Die illuminierten Handschriften der Herzog August Bibliothek. Teil 1: 6. bis 11. Jahrhundert, beschrieben von Stefanie Westphal (in Bearbeitung)

Smaragdus Sancti Michaelis, Expositio libri comitis

Weißenburg, Benediktinerkloster — 9. Jh., 2. Viertel

Provenienz: 1r Benediktinerkloster Weißenburg, Besitzvermerk: Unterer Rand (auf Rasur) Codex monasterii sancti Petri in Wissenburg ordinis sancti Benedicti. Letztes Wort der Rasur Ierusalem. 129v oberer Blattrand et et RAMNHOTU(S). Die Handschrift gelangte über Heinrich Julius von Blum 1690 in den Besitz des Herzogs Anton Ulrich von Braunschweig. Wiener Liste 2°46 (Butzmann Weißenburg, 3–18).

Pergament — 170 Bl. — 29,3 × 22 cm

Lagen: 8 IV (64). IV+1 (73). 8 IV (137). II (141). III-1 (146). 3 IV (170). Letzte Lage, hier fehlend, liegt mit dem Wolfenbütteler Fragment 404.1 Novi (12) vor (Butzmann Extravagantes, Novi, Novissimi, 202; S. Limbeck, S. Rode-Breymann (Hgg.), Verklingend und ewig.

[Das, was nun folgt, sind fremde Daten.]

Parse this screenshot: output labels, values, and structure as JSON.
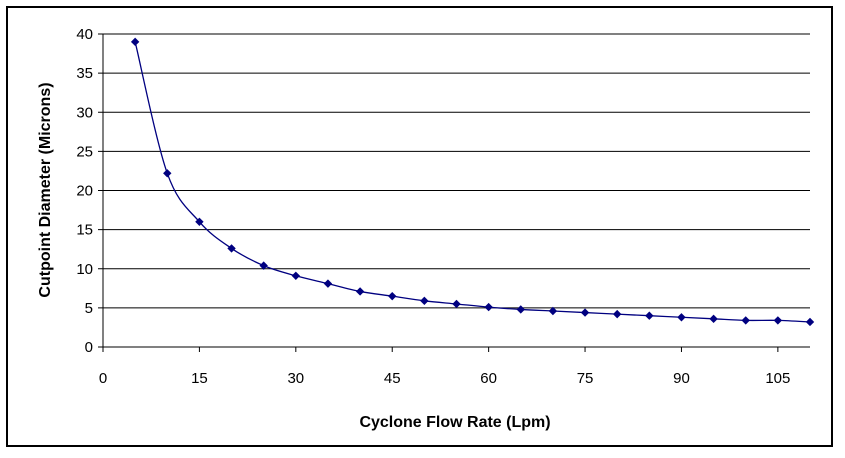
{
  "chart_data": {
    "type": "line",
    "title": "",
    "xlabel": "Cyclone Flow Rate (Lpm)",
    "ylabel": "Cutpoint Diameter (Microns)",
    "xlim": [
      0,
      110
    ],
    "ylim": [
      0,
      40
    ],
    "x_ticks": [
      "0",
      "15",
      "30",
      "45",
      "60",
      "75",
      "90",
      "105"
    ],
    "y_ticks": [
      "0",
      "5",
      "10",
      "15",
      "20",
      "25",
      "30",
      "35",
      "40"
    ],
    "grid": "horizontal",
    "marker": "diamond",
    "series_color": "#000080",
    "gridline_color": "#000000",
    "series": [
      {
        "x": [
          5,
          10,
          15,
          20,
          25,
          30,
          35,
          40,
          45,
          50,
          55,
          60,
          65,
          70,
          75,
          80,
          85,
          90,
          95,
          100,
          105,
          110
        ],
        "values": [
          39.0,
          22.2,
          16.0,
          12.6,
          10.4,
          9.1,
          8.1,
          7.1,
          6.5,
          5.9,
          5.5,
          5.1,
          4.8,
          4.6,
          4.4,
          4.2,
          4.0,
          3.8,
          3.6,
          3.4,
          3.4,
          3.2
        ]
      }
    ]
  }
}
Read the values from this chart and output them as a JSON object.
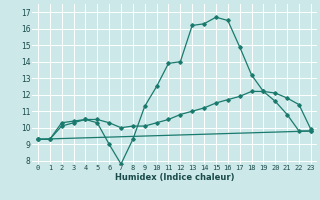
{
  "xlabel": "Humidex (Indice chaleur)",
  "xlim": [
    -0.5,
    23.5
  ],
  "ylim": [
    7.8,
    17.5
  ],
  "yticks": [
    8,
    9,
    10,
    11,
    12,
    13,
    14,
    15,
    16,
    17
  ],
  "xticks": [
    0,
    1,
    2,
    3,
    4,
    5,
    6,
    7,
    8,
    9,
    10,
    11,
    12,
    13,
    14,
    15,
    16,
    17,
    18,
    19,
    20,
    21,
    22,
    23
  ],
  "background_color": "#cce8e8",
  "grid_color": "#ffffff",
  "line_color": "#1a7a6e",
  "series1_x": [
    0,
    1,
    2,
    3,
    4,
    5,
    6,
    7,
    8,
    9,
    10,
    11,
    12,
    13,
    14,
    15,
    16,
    17,
    18,
    19,
    20,
    21,
    22,
    23
  ],
  "series1_y": [
    9.3,
    9.3,
    10.3,
    10.4,
    10.5,
    10.3,
    9.0,
    7.8,
    9.3,
    11.3,
    12.5,
    13.9,
    14.0,
    16.2,
    16.3,
    16.7,
    16.5,
    14.9,
    13.2,
    12.2,
    11.6,
    10.8,
    9.8,
    9.8
  ],
  "series2_x": [
    0,
    1,
    2,
    3,
    4,
    5,
    6,
    7,
    8,
    9,
    10,
    11,
    12,
    13,
    14,
    15,
    16,
    17,
    18,
    19,
    20,
    21,
    22,
    23
  ],
  "series2_y": [
    9.3,
    9.3,
    10.1,
    10.3,
    10.5,
    10.5,
    10.3,
    10.0,
    10.1,
    10.1,
    10.3,
    10.5,
    10.8,
    11.0,
    11.2,
    11.5,
    11.7,
    11.9,
    12.2,
    12.2,
    12.1,
    11.8,
    11.4,
    9.9
  ],
  "series3_x": [
    0,
    23
  ],
  "series3_y": [
    9.3,
    9.8
  ],
  "marker": "D",
  "markersize": 1.8,
  "linewidth": 0.9,
  "tick_fontsize": 5.0,
  "xlabel_fontsize": 6.0
}
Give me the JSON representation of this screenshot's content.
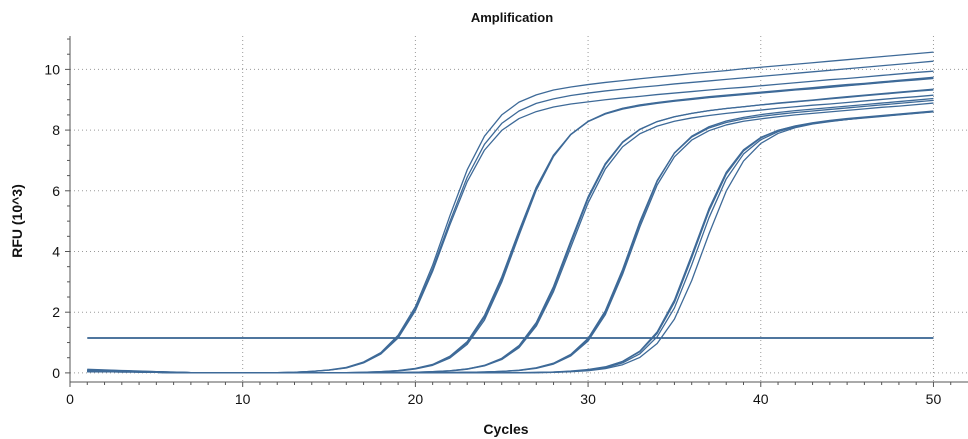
{
  "chart_data": {
    "type": "line",
    "title": "Amplification",
    "xlabel": "Cycles",
    "ylabel": "RFU (10^3)",
    "xlim": [
      0,
      52
    ],
    "ylim": [
      -0.3,
      11.1
    ],
    "xticks": [
      0,
      10,
      20,
      30,
      40,
      50
    ],
    "yticks": [
      0,
      2,
      4,
      6,
      8,
      10
    ],
    "grid": true,
    "legend": "none",
    "colors": {
      "curve": "#3e6a98",
      "threshold": "#15487f",
      "grid": "#9a9a9a",
      "axis": "#555555"
    },
    "threshold": {
      "value": 1.15,
      "x_range": [
        1,
        50
      ]
    },
    "x": [
      1,
      2,
      3,
      4,
      5,
      6,
      7,
      8,
      9,
      10,
      11,
      12,
      13,
      14,
      15,
      16,
      17,
      18,
      19,
      20,
      21,
      22,
      23,
      24,
      25,
      26,
      27,
      28,
      29,
      30,
      31,
      32,
      33,
      34,
      35,
      36,
      37,
      38,
      39,
      40,
      41,
      42,
      43,
      44,
      45,
      46,
      47,
      48,
      49,
      50
    ],
    "series": [
      {
        "values": [
          0.1,
          0.08,
          0.07,
          0.05,
          0.04,
          0.02,
          0.01,
          0,
          0,
          0,
          0,
          0.01,
          0.02,
          0.05,
          0.09,
          0.17,
          0.34,
          0.64,
          1.19,
          2.1,
          3.43,
          4.99,
          6.45,
          7.53,
          8.22,
          8.63,
          8.88,
          9.03,
          9.14,
          9.22,
          9.29,
          9.35,
          9.41,
          9.46,
          9.52,
          9.57,
          9.62,
          9.67,
          9.72,
          9.77,
          9.82,
          9.87,
          9.92,
          9.97,
          10.02,
          10.07,
          10.12,
          10.17,
          10.22,
          10.27
        ]
      },
      {
        "values": [
          0.07,
          0.06,
          0.05,
          0.04,
          0.03,
          0.02,
          0.01,
          0,
          0,
          0,
          0,
          0.01,
          0.02,
          0.05,
          0.1,
          0.18,
          0.36,
          0.67,
          1.24,
          2.18,
          3.55,
          5.18,
          6.69,
          7.8,
          8.5,
          8.92,
          9.16,
          9.32,
          9.42,
          9.5,
          9.57,
          9.63,
          9.69,
          9.75,
          9.8,
          9.86,
          9.91,
          9.96,
          10.02,
          10.07,
          10.12,
          10.17,
          10.22,
          10.27,
          10.32,
          10.37,
          10.42,
          10.47,
          10.52,
          10.57
        ]
      },
      {
        "values": [
          0.12,
          0.1,
          0.08,
          0.06,
          0.04,
          0.03,
          0.01,
          0,
          0,
          0,
          0,
          0.01,
          0.02,
          0.05,
          0.09,
          0.16,
          0.33,
          0.62,
          1.15,
          2.05,
          3.35,
          4.88,
          6.3,
          7.34,
          7.99,
          8.38,
          8.61,
          8.76,
          8.86,
          8.93,
          9,
          9.06,
          9.11,
          9.17,
          9.22,
          9.27,
          9.32,
          9.37,
          9.41,
          9.46,
          9.51,
          9.56,
          9.61,
          9.66,
          9.7,
          9.75,
          9.8,
          9.85,
          9.9,
          9.94
        ]
      },
      {
        "values": [
          0.05,
          0.05,
          0.04,
          0.03,
          0.02,
          0.01,
          0,
          0,
          0,
          0,
          0,
          0,
          0,
          0,
          0,
          0.01,
          0.02,
          0.04,
          0.08,
          0.15,
          0.28,
          0.55,
          1.03,
          1.89,
          3.16,
          4.68,
          6.12,
          7.18,
          7.86,
          8.28,
          8.53,
          8.69,
          8.8,
          8.88,
          8.95,
          9.01,
          9.07,
          9.12,
          9.17,
          9.22,
          9.27,
          9.32,
          9.36,
          9.41,
          9.46,
          9.51,
          9.56,
          9.61,
          9.65,
          9.7
        ]
      },
      {
        "values": [
          0.05,
          0.04,
          0.04,
          0.03,
          0.02,
          0.01,
          0,
          0,
          0,
          0,
          0,
          0,
          0,
          0,
          0,
          0.01,
          0.02,
          0.04,
          0.07,
          0.14,
          0.27,
          0.53,
          0.99,
          1.82,
          3.08,
          4.6,
          6.06,
          7.15,
          7.86,
          8.29,
          8.55,
          8.72,
          8.83,
          8.91,
          8.98,
          9.04,
          9.1,
          9.15,
          9.2,
          9.25,
          9.3,
          9.35,
          9.4,
          9.45,
          9.5,
          9.54,
          9.59,
          9.64,
          9.69,
          9.74
        ]
      },
      {
        "values": [
          0.05,
          0.04,
          0.04,
          0.03,
          0.02,
          0.01,
          0,
          0,
          0,
          0,
          0,
          0,
          0,
          0,
          0,
          0.01,
          0.01,
          0.03,
          0.06,
          0.13,
          0.25,
          0.49,
          0.94,
          1.74,
          2.99,
          4.53,
          6.02,
          7.13,
          7.85,
          8.28,
          8.54,
          8.71,
          8.82,
          8.9,
          8.96,
          9.02,
          9.08,
          9.13,
          9.18,
          9.23,
          9.28,
          9.33,
          9.38,
          9.43,
          9.47,
          9.52,
          9.57,
          9.62,
          9.67,
          9.71
        ]
      },
      {
        "values": [
          0.09,
          0.08,
          0.06,
          0.05,
          0.03,
          0.02,
          0.01,
          0,
          0,
          0,
          0,
          0,
          0,
          0,
          0,
          0,
          0,
          0,
          0.01,
          0.02,
          0.04,
          0.07,
          0.13,
          0.25,
          0.48,
          0.9,
          1.66,
          2.85,
          4.35,
          5.8,
          6.9,
          7.61,
          8.03,
          8.28,
          8.44,
          8.55,
          8.64,
          8.71,
          8.77,
          8.83,
          8.89,
          8.94,
          8.99,
          9.05,
          9.1,
          9.15,
          9.2,
          9.25,
          9.3,
          9.35
        ]
      },
      {
        "values": [
          0.07,
          0.06,
          0.05,
          0.04,
          0.03,
          0.02,
          0.01,
          0,
          0,
          0,
          0,
          0,
          0,
          0,
          0,
          0,
          0,
          0,
          0.01,
          0.02,
          0.04,
          0.07,
          0.13,
          0.24,
          0.46,
          0.86,
          1.6,
          2.77,
          4.27,
          5.74,
          6.86,
          7.59,
          8.02,
          8.28,
          8.44,
          8.55,
          8.64,
          8.71,
          8.77,
          8.83,
          8.88,
          8.93,
          8.98,
          9.03,
          9.08,
          9.13,
          9.18,
          9.23,
          9.28,
          9.32
        ]
      },
      {
        "values": [
          0.05,
          0.05,
          0.04,
          0.03,
          0.02,
          0.01,
          0,
          0,
          0,
          0,
          0,
          0,
          0,
          0,
          0,
          0,
          0,
          0,
          0.01,
          0.02,
          0.03,
          0.06,
          0.12,
          0.23,
          0.44,
          0.83,
          1.54,
          2.68,
          4.14,
          5.6,
          6.72,
          7.45,
          7.88,
          8.13,
          8.29,
          8.4,
          8.48,
          8.55,
          8.61,
          8.66,
          8.72,
          8.77,
          8.82,
          8.86,
          8.91,
          8.96,
          9.01,
          9.06,
          9.1,
          9.15
        ]
      },
      {
        "values": [
          0.04,
          0.04,
          0.03,
          0.03,
          0.02,
          0.01,
          0,
          0,
          0,
          0,
          0,
          0,
          0,
          0,
          0,
          0,
          0,
          0,
          0,
          0,
          0,
          0.01,
          0.02,
          0.03,
          0.05,
          0.09,
          0.17,
          0.32,
          0.61,
          1.14,
          2.05,
          3.41,
          4.99,
          6.34,
          7.24,
          7.77,
          8.07,
          8.25,
          8.37,
          8.45,
          8.52,
          8.58,
          8.63,
          8.68,
          8.73,
          8.78,
          8.83,
          8.88,
          8.93,
          8.98
        ]
      },
      {
        "values": [
          0.04,
          0.04,
          0.03,
          0.03,
          0.02,
          0.01,
          0,
          0,
          0,
          0,
          0,
          0,
          0,
          0,
          0,
          0,
          0,
          0,
          0,
          0,
          0,
          0.01,
          0.02,
          0.03,
          0.05,
          0.08,
          0.16,
          0.31,
          0.59,
          1.1,
          1.99,
          3.34,
          4.92,
          6.31,
          7.25,
          7.8,
          8.11,
          8.3,
          8.42,
          8.51,
          8.58,
          8.64,
          8.69,
          8.74,
          8.79,
          8.84,
          8.89,
          8.94,
          8.99,
          9.04
        ]
      },
      {
        "values": [
          0.06,
          0.05,
          0.04,
          0.03,
          0.02,
          0.01,
          0,
          0,
          0,
          0,
          0,
          0,
          0,
          0,
          0,
          0,
          0,
          0,
          0,
          0,
          0,
          0.01,
          0.02,
          0.03,
          0.05,
          0.08,
          0.15,
          0.29,
          0.56,
          1.05,
          1.92,
          3.25,
          4.81,
          6.19,
          7.12,
          7.67,
          7.98,
          8.17,
          8.29,
          8.37,
          8.44,
          8.5,
          8.55,
          8.6,
          8.65,
          8.7,
          8.75,
          8.79,
          8.84,
          8.89
        ]
      },
      {
        "values": [
          0.1,
          0.09,
          0.07,
          0.05,
          0.04,
          0.02,
          0.01,
          0,
          0,
          0,
          0,
          0,
          0,
          0,
          0,
          0,
          0,
          0,
          0,
          0,
          0,
          0,
          0,
          0,
          0,
          0.01,
          0.02,
          0.03,
          0.06,
          0.11,
          0.2,
          0.38,
          0.72,
          1.35,
          2.4,
          3.88,
          5.41,
          6.61,
          7.35,
          7.76,
          7.99,
          8.13,
          8.22,
          8.29,
          8.35,
          8.4,
          8.45,
          8.5,
          8.55,
          8.6
        ]
      },
      {
        "values": [
          0.07,
          0.06,
          0.05,
          0.04,
          0.03,
          0.02,
          0.01,
          0,
          0,
          0,
          0,
          0,
          0,
          0,
          0,
          0,
          0,
          0,
          0,
          0,
          0,
          0,
          0,
          0,
          0,
          0.01,
          0.01,
          0.03,
          0.05,
          0.1,
          0.19,
          0.37,
          0.7,
          1.3,
          2.32,
          3.79,
          5.33,
          6.55,
          7.31,
          7.74,
          7.99,
          8.14,
          8.24,
          8.32,
          8.38,
          8.43,
          8.48,
          8.53,
          8.58,
          8.63
        ]
      },
      {
        "values": [
          0.05,
          0.05,
          0.04,
          0.03,
          0.02,
          0.01,
          0,
          0,
          0,
          0,
          0,
          0,
          0,
          0,
          0,
          0,
          0,
          0,
          0,
          0,
          0,
          0,
          0,
          0,
          0,
          0.01,
          0.01,
          0.02,
          0.05,
          0.09,
          0.17,
          0.33,
          0.63,
          1.19,
          2.14,
          3.56,
          5.11,
          6.39,
          7.21,
          7.68,
          7.95,
          8.11,
          8.21,
          8.29,
          8.35,
          8.41,
          8.46,
          8.51,
          8.56,
          8.61
        ]
      },
      {
        "values": [
          0.04,
          0.04,
          0.03,
          0.03,
          0.02,
          0.01,
          0,
          0,
          0,
          0,
          0,
          0,
          0,
          0,
          0,
          0,
          0,
          0,
          0,
          0,
          0,
          0,
          0,
          0,
          0,
          0,
          0.01,
          0.02,
          0.04,
          0.07,
          0.14,
          0.27,
          0.51,
          0.97,
          1.77,
          3.04,
          4.58,
          5.99,
          6.98,
          7.56,
          7.89,
          8.08,
          8.2,
          8.28,
          8.35,
          8.41,
          8.46,
          8.51,
          8.56,
          8.61
        ]
      }
    ]
  }
}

Tausend Jahre Musikgedächtnis 800–1800, Wolfenbüttel 2011 [Ausstellungskataloge der Herzog August Bibliothek 94], 87). als Lagenbezeichnungen I-XXXII in römischen Zahlen am Ende jeder Lage Blattmitte unten, einige durchsichtig/gelblich überstrichen (vgl. 17 Weiss., 19 Weiss. und 47 Weiss.). Neuere Tintenfoliierung. Guter Zustand. Schriftraum: 23,3 × 17,5 cm, zweispaltig, 29 Zeilen. Karolingische Minuskel mit drei beteiligten Haupthänden. Butzmann erkennt in der Handschrift drei geübte regelmäßige Haupthände und mehrere Nebenhände, zugehörig zur Waldmann-Gruppe und verweist auf 19 Weiss., 20 Weiss., 28 Weiss. und 37 Weiss. (vgl. 61 Weiss. Zu dem Verfahren der gelb überstrichenen Zeilen nennt er 19 Weiss. und 61 Weiss, wobei er bemerkt, dass sich die Hand des "Evangeliar-Meisters" (gemeint ist das Evangeliar 61 Weiss.) in 46 Weiss. nicht wiederfinden lässt, dass aber das Stilvorbild dessselben zu spüren ist (Butzmann Weißenburg, 46, 47, 175.). Schwarze und rot/schwarz zeilenweise alternierende Initialmajuskeln seitlich neben dem Text. Überschriften und Bibelstellen im Text in roter Unzialis und teils in Capitalis Rustica. Die Zeilen gelegentlich rot/schwarz alternierend, der schwarze Text gelb überstrichen.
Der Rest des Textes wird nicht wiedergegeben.